The wrongful death of a loved one due to someone else’s negligence or a faulty product not only brings tremendous grief but can also have a significant financial impact due to loss of future earnings and other elements. If your loved one suffered from a wrongful death and you seek an attorney to evaluate your case, there are a few important elements regarding a wrongful death claim about which you should be aware.
Initiating a Wrongful Death Claim
In the state of Virginia, a claim for wrongful death must be made within 2 years of the death. A wrongful death claim can be initiated by an executor named in the deceased’s will or in the absence of a will, the court may appoint an administrator who can initiate a claim. If an adult is not within the immediate family, the court may appoint an administrator who can initiate a claim.
Damages & Settlements
Damages in a wrongful death claim are determined at the discretion of a jury or the judge if the case goes to trial, and the following are the categories of potential damages:
- Compensation for sorrow and mental suffering including the loss of friendship, guidance, and advice;
- Compensation for loss of future earnings;
- The expenses for medical care associated with the injury that ultimately resulted in death;
- Reasonable funeral expenses; and,
- Compensation for punitive damages for willful misconduct and/or the disregard for the safety of others.

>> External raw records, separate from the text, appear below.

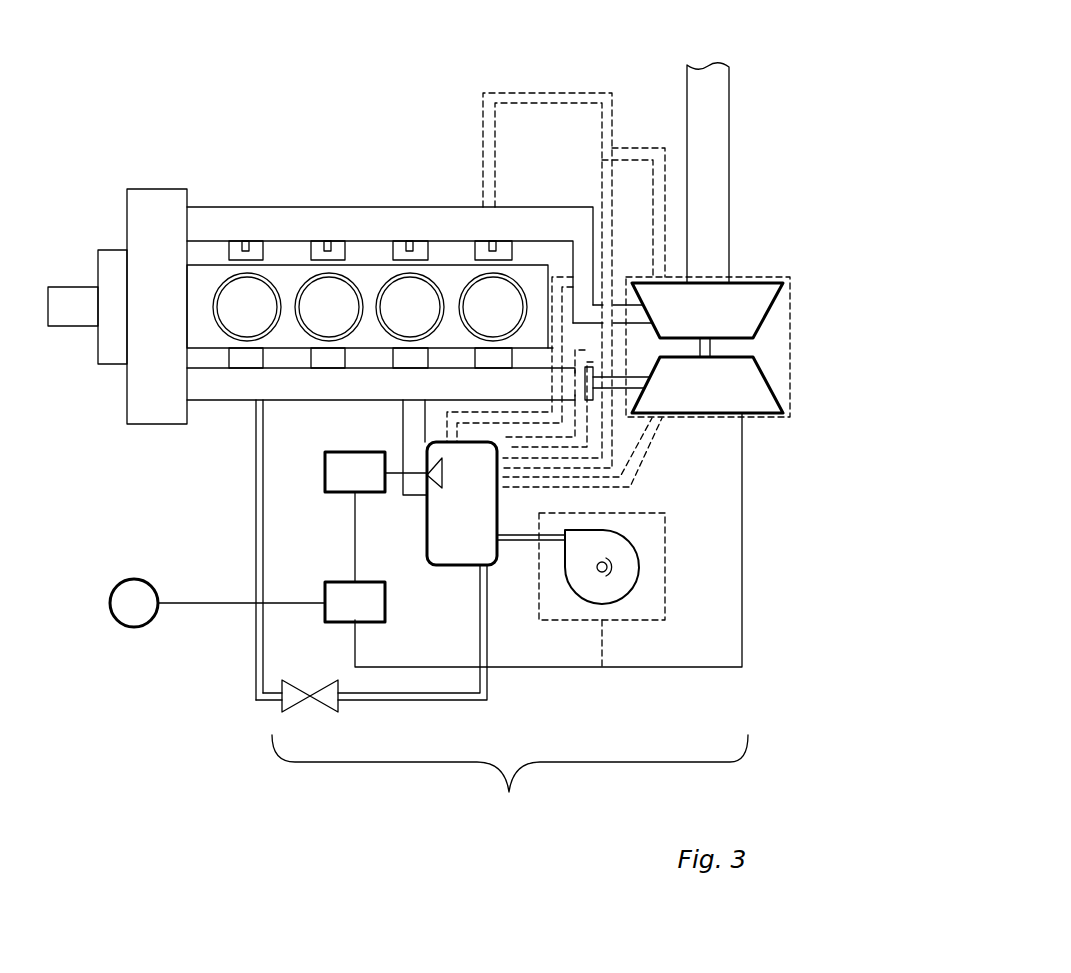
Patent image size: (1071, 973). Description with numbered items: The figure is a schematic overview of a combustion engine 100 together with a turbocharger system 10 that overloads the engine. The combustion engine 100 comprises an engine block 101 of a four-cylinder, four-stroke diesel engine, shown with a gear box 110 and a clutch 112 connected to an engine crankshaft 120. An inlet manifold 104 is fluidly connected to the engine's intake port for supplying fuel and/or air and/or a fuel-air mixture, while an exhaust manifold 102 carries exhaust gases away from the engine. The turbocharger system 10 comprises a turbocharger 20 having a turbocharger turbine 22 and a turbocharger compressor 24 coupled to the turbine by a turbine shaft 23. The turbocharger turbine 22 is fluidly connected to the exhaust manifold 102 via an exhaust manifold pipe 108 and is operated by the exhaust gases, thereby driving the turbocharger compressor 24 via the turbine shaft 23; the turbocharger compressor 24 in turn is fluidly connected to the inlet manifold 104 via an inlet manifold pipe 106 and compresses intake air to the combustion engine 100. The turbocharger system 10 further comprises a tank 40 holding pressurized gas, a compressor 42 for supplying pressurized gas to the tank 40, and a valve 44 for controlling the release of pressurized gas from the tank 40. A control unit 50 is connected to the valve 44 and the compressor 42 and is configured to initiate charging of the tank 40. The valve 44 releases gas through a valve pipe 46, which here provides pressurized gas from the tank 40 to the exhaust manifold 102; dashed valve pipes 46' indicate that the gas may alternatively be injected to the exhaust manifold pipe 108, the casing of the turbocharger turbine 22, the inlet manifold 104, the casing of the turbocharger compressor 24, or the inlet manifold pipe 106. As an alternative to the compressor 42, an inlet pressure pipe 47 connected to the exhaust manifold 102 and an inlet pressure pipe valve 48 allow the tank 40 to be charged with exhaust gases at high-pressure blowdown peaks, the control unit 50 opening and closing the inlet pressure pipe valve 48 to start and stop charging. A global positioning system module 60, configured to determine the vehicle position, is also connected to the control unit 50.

The turbocharger system 10 is at (510, 783).
The turbocharger 20 is at (772, 435).
The turbocharger turbine 22 is at (783, 412).
The turbine shaft 23 is at (712, 348).
The turbocharger compressor 24 is at (783, 284).
The tank 40 is at (447, 532).
The compressor 42 is at (639, 571).
The valve 44 is at (437, 478).
The valve pipe 46 is at (341, 550).
The dashed valve pipes 46' is at (611, 359).
The inlet pressure pipe 47 is at (487, 683).
The inlet pressure pipe valve 48 is at (325, 712).
The control unit 50 is at (385, 601).
The global positioning system module 60 is at (133, 579).
The combustion engine 100 is at (240, 145).
The engine block 101 is at (281, 278).
The exhaust manifold 102 is at (390, 396).
The inlet manifold 104 is at (390, 238).
The inlet manifold pipe 106 is at (583, 255).
The exhaust manifold pipe 108 is at (618, 390).
The gear box 110 is at (115, 250).
The clutch 112 is at (168, 188).
The engine crankshaft 120 is at (83, 328).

Damages associated with medical and funeral expenses will be paid to the providers of such services if the deceased’s health insurance did not satisfy all of the medical expenses or if the decedent did not have insurance.
If a case settles prior to going to trial, the settlement must ultimately be court approved. If the beneficiaries of such settlements cannot agree on how the proceeds will be apportioned, the court will conduct a hearing to decide what compensation will be
awarded to the various beneficiaries.
Beneficiaries of Damages
Beneficiaries in wrongful death cases are determined by statutory law in Virginia. The spouse and children of the deceased are the exclusive beneficiaries. If there are no spouse and children, the beneficiaries next in line are the parents and siblings of the deceased, and to any other relative who is primarily dependent on the decedent for support or services and is also a member of the household of the decedent. If there is a surviving spouse but no children of the deceased, the deceased parents are eligible beneficiaries.